Parmi les autres mesures, nous avons aménagé le travail durant les week-ends, pour faire travailler toutes les machines de dernière génération dont nous disposons. Ceci, en passant de trois à cinq équipes qui permettent un 7/7 24/24 pour ce qui concerne les travaux totalement automatisés. Grâce aux contrats VSD approuvé par le Seco  – qui ne sont pas facile à obtenir – ces équipes effectuent un 100% (de 30 heures) du vendredi au dimanche. Ce type d’emploi attire des personnes qui ont par exemple des charges de famille pendant la semaine ou qui souhaitent vivre leurs loisirs en semaine. C’est assez populaire. Sinon, les personnes qui choisissent le travail de nuit (21h à 5h) disposent d’horaires bloqués et ne sont pas affectées à des travaux de jour. Toutefois, cette dernière catégorie est plus difficile à recruter.
Comment le lean est-il vécu à l’interne?
C’est une nouvelle culture qui s’est mise en place progressivement. Désormais les employés sont plutôt demandeurs parce que cela procure à tout le monde plus de sécurité, de simplicité et de temps à disposition pour repenser l’amélioration des processus. Durant la pandémie, nous avons continué à former les gens, notamment au lean. Puis nous leur avons proposé d’autogérer de petits projets. Au final, il y a eu 25 postulations – c’est énorme! Nous avons retenu 14 personnes qui travaillent maintenant en binôme sur sept projets.
Le phénomène d’accélération d’amélioration est net. Quand un projet est terminé, on passe au suivant. Une fois un projet abouti et mis en application, nous le laissons vivre six à douze mois, puis nous le réévaluons et repartons pour un nouveau tour d’amélioration. Sur le fond, le lean est un projet sans fin. Le plus important, c’est qu’il n’y a pas d’obligation de réussite. L’échec fait partie des possibles. En revanche, si on y va, on y va. L’erreur ne doit pas être le fruit de la paresse! Cette attitude positive permet de faire naître des projets qui pouvaient peut-être sembler d’emblée un peu farfelus – mais à force de tourner autour du pot, on réalise que non seulement c’est réalisable, mais que c’est une excellente idée!
Trouver des talents masculins et féminins, est-ce aussi une gageure chez vous?
Oui. À ce propos, nous en sommes venus à obtenir la certification Fair on Pay, qui garantit que la politique salariale est équitable entre hommes et femmes. Il est difficile d’attirer les femmes dans nos métiers techniques. On pense trop souvent que la seule formation pour les jeunes femmes, c’est l’apprentissage de commerce. Cet état de fait est malheureux car la technique ou la mécanique offrent de magnifiques possibilités et ce tant aux femmes qu’aux hommes. Accessoirement, les salaires y sont plus attractifs. Les débouchés et les possibilités d’évolution et la sécurité de l’emploi y sont garantis.

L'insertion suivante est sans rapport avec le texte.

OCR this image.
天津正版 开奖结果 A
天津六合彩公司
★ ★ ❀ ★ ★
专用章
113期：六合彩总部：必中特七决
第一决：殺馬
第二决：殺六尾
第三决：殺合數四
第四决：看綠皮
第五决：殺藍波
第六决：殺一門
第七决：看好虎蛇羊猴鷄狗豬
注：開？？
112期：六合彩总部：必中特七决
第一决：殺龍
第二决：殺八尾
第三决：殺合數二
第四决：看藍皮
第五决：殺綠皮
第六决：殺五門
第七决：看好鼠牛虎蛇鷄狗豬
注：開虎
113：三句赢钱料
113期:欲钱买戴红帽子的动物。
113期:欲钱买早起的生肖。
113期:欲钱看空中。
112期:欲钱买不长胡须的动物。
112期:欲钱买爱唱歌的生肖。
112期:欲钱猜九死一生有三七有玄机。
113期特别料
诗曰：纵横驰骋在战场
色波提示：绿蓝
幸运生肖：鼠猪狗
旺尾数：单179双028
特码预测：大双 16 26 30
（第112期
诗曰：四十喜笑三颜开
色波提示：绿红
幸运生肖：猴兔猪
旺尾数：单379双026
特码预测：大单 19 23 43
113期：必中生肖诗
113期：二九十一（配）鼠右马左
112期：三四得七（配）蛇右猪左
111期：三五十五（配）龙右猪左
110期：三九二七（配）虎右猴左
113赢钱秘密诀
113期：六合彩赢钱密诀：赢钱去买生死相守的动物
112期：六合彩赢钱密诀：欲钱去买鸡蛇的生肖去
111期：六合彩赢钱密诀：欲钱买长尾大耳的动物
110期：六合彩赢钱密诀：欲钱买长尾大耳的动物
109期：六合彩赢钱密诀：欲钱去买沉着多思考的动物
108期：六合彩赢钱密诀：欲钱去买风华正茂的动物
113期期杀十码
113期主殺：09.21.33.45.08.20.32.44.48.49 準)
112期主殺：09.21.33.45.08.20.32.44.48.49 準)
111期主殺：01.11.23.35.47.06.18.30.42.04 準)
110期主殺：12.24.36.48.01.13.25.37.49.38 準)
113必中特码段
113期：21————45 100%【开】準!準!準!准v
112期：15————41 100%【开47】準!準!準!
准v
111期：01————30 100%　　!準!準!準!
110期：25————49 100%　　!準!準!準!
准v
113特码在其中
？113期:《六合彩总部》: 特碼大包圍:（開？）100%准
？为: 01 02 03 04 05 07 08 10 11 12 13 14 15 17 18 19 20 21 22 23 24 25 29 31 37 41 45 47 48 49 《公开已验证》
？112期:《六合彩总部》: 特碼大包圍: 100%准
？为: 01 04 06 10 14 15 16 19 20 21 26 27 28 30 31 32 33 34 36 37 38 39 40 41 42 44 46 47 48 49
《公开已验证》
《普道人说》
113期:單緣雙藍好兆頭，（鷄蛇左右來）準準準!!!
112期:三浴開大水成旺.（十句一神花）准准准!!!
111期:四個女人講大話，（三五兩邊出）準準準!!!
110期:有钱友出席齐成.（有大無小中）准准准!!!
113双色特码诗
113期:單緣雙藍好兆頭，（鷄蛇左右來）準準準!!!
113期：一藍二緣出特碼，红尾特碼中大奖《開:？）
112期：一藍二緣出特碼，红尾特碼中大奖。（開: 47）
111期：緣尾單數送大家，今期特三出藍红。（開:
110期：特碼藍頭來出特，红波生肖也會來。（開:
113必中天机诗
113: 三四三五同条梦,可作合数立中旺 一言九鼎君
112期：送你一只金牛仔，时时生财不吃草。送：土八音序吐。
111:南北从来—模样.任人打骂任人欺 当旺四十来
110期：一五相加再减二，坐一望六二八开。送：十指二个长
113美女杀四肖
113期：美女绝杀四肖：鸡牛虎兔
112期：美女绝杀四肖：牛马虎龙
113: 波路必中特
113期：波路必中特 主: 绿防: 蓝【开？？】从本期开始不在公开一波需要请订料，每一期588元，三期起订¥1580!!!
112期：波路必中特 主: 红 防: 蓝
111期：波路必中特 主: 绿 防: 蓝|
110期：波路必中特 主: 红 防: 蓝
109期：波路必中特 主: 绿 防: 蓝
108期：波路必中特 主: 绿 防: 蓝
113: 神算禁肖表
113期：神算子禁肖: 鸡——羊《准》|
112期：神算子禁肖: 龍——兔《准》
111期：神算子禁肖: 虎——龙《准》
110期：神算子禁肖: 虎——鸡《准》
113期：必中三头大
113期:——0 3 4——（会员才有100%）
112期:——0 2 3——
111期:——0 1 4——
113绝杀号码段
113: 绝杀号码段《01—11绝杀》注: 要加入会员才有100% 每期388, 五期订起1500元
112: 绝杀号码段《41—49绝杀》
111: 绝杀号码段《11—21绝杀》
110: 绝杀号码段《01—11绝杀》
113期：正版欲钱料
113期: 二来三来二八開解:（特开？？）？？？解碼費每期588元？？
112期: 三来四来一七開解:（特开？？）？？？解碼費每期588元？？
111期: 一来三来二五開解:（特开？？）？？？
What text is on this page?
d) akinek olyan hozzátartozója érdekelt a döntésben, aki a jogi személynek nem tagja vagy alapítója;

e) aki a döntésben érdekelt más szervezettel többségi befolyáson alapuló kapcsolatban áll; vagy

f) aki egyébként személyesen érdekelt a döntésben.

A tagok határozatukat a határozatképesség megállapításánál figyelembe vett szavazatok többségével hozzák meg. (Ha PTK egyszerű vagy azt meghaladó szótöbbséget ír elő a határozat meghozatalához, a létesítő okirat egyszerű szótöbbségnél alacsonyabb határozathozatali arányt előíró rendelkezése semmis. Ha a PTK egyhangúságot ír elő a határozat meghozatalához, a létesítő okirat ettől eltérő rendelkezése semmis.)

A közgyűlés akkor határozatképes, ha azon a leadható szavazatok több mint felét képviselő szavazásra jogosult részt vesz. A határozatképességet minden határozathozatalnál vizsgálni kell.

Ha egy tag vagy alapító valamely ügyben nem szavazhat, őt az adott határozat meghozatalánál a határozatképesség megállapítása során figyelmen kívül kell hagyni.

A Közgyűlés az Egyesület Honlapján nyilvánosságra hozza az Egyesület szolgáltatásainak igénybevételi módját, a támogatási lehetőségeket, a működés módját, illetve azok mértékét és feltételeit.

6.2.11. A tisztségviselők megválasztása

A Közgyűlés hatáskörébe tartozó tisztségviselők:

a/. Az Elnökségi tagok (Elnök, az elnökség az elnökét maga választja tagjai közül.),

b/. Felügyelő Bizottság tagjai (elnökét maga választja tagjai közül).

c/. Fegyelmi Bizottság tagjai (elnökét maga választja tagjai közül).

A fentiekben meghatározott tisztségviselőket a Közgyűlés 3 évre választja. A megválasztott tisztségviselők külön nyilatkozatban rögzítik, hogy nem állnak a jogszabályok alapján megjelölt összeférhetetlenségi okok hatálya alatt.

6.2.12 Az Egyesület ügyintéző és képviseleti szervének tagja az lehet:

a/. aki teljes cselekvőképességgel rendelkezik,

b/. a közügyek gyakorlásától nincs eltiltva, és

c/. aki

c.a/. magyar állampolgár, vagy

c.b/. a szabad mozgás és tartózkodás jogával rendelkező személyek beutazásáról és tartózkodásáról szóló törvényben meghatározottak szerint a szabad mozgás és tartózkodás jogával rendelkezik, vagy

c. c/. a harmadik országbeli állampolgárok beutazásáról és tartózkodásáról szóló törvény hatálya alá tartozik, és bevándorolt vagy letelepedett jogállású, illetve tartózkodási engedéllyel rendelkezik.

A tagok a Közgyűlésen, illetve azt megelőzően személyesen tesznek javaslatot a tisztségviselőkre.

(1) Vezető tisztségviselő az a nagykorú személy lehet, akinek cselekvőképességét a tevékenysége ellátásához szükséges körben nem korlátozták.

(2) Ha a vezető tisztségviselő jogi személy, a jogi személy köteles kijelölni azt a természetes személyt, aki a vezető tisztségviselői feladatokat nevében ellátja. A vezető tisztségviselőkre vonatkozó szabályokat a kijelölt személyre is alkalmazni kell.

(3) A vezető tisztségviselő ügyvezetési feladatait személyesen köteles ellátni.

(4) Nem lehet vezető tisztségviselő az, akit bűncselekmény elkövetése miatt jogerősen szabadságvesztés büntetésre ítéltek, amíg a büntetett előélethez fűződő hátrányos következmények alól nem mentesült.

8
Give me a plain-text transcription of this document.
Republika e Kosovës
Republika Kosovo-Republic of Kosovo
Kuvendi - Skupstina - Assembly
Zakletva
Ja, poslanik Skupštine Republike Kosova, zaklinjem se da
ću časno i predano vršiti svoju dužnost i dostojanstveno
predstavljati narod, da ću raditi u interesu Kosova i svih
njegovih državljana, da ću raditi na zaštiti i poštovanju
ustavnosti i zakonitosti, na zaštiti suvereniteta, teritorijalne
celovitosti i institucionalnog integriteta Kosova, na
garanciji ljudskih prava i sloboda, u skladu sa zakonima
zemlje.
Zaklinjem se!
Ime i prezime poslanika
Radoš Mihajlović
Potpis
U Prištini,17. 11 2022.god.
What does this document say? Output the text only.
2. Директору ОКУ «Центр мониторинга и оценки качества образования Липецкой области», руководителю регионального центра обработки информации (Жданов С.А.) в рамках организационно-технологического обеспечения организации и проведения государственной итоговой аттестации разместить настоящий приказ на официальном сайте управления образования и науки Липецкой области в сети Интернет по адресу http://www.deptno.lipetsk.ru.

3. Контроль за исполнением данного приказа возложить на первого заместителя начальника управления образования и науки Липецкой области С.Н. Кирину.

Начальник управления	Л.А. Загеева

D’où le recours aux frontaliers?
Oui, c’est naturel, la frontière est à 2,5 km d’ici et ils représentent un grand bassin de gens très compétents. Cela dit, leur proportion chez nous a été réduite. Il y a cinq ans, nous avions 70% de frontaliers et 30% de résidents. Aujourd’hui, le nombre de résidents est monté à 52%. Pour nous la question n’est pas d’ordre salarial puisque, étant adhérent de longue date à la convention collective horlogère, les salaires minimums sont de toute façon respectés, quel que soit le côté de la frontière où vivent nos collaborateurs. Ainsi, chez DIXI, la thématique d’un salaire minimum à 4000 n’est pas un sujet de discussion dans la mesure où nous sommes en-dessus, quel que soit le poste.
L’avantage pour vous d’adhérer à Swiss Label?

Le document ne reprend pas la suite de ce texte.